Agreements and Orders Respecting Parenting Arrangements
Section 45 of the Family Law Act provides that two or more of a child’s guardians may make an agreement for the allocation of parental responsibilities and parenting time, including the implementation or dispute resolution for such an agreement. The agreement is binding only if it is made after separation or when the parties are about to separate. If the agreement is in writing and is filed with the court, it is enforceable as if it were an order of the court. However, on application by a party, the court must set aside or replace all or part of the agreement respecting parenting arrangements if it finds that the agreement is not in the best interests of the child.
Section 46 of the Family Law Act provides that, on application by a guardian or person applying for guardianship, a court may make an order for the allocation of parental responsibilities and parenting time, including the implementation or dispute resolution for such an order. However, such an order may not be made if the child’s guardians are not separated. A court order under this section can require the parenting time with a child be supervised by another person if the court is satisfied that supervision is in the best interests of the child.
Contact
Contact refers to the time a child spends with a person other than the child’s guardian, including a non-guardian parent, or other relatives such as grandparents, adult siblings, aunts, uncles, step-parents, and other people who are important to the child. As per sections 58-59 of the Family Law Act, the terms of contact are set out in an agreement or an order.

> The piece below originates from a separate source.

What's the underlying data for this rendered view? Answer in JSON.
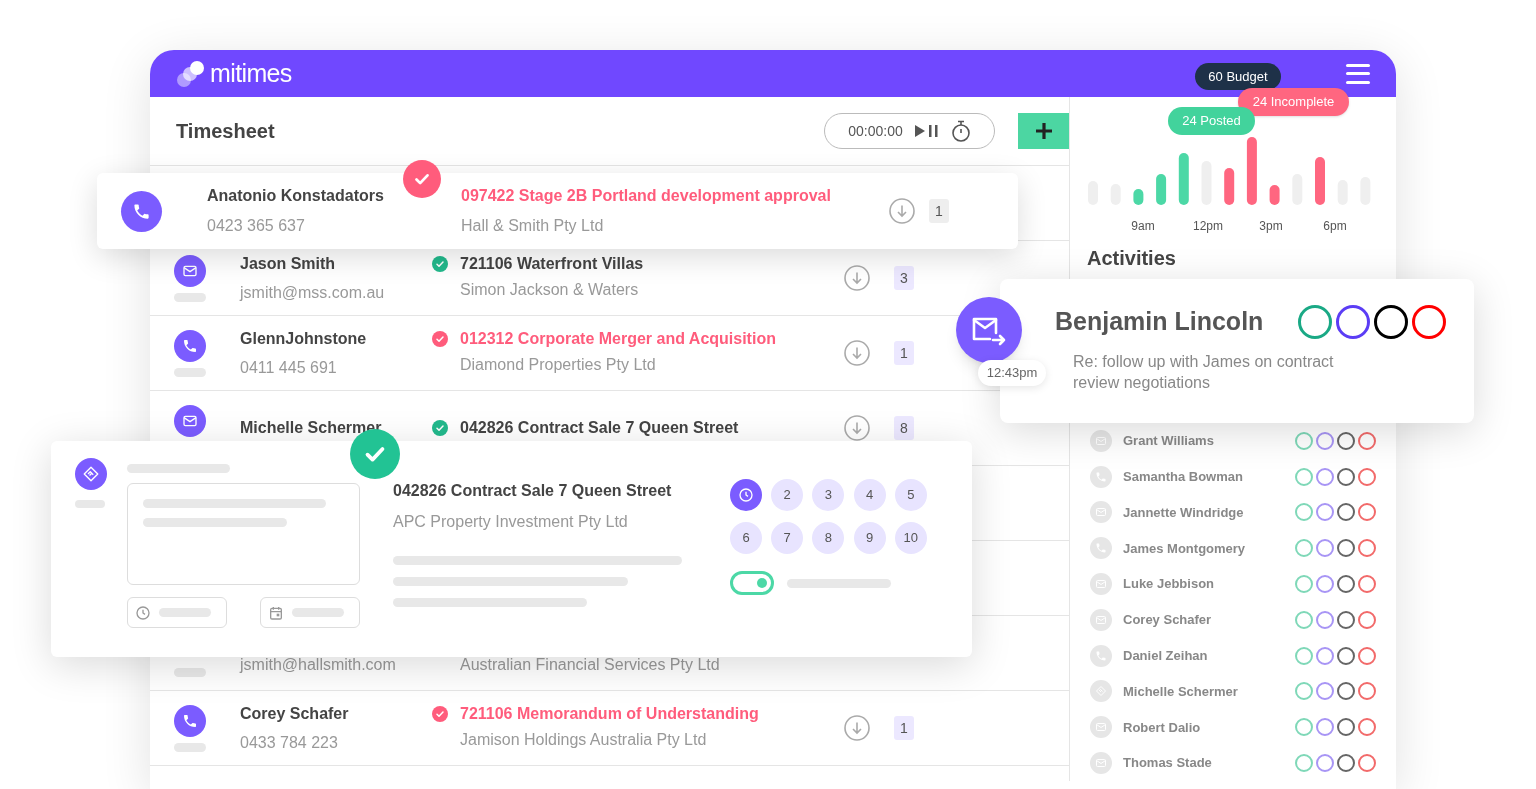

This is also now referred to as “contact” under the Divorce Act. Per section 16.5 of the legislation, a contact order may provide for visits or other forms of communication, or any other matter the court considers appropriate. This used to be referred to as “access”, which was not defined specifically but often included the right to spend time with the child as well as to “make inquiries” and “be given information” as to the child’s health, education, and welfare.
Agreements and Orders Respecting Contact
In accordance with section 58 of the Family Law Act, a child’s guardian and a person who is not a child's guardian may make an agreement respecting contact with a child, including describing the terms and form of contact. Such an agreement is only binding if made between all of the child’s guardians having parental responsibility for making decisions respecting with whom the child may associate. If the agreement is in writing and is filed with the court, it is enforceable as if it were an order of the court. However, on application by a party, the court must set aside or replace all or part of the agreement respecting contact with a child if it finds that the agreement is not in the best interests of the child.
Section 59 of the Family Law Act provides that, on application, a court may make an order respecting contact with a child, including describing the terms and form of contact. A court may grant contact to any person who is not a guardian, including a parent or grandparent. The order can include a requirement that contact be supervised by another person if the court is satisfied that supervision is in the best interests of the child.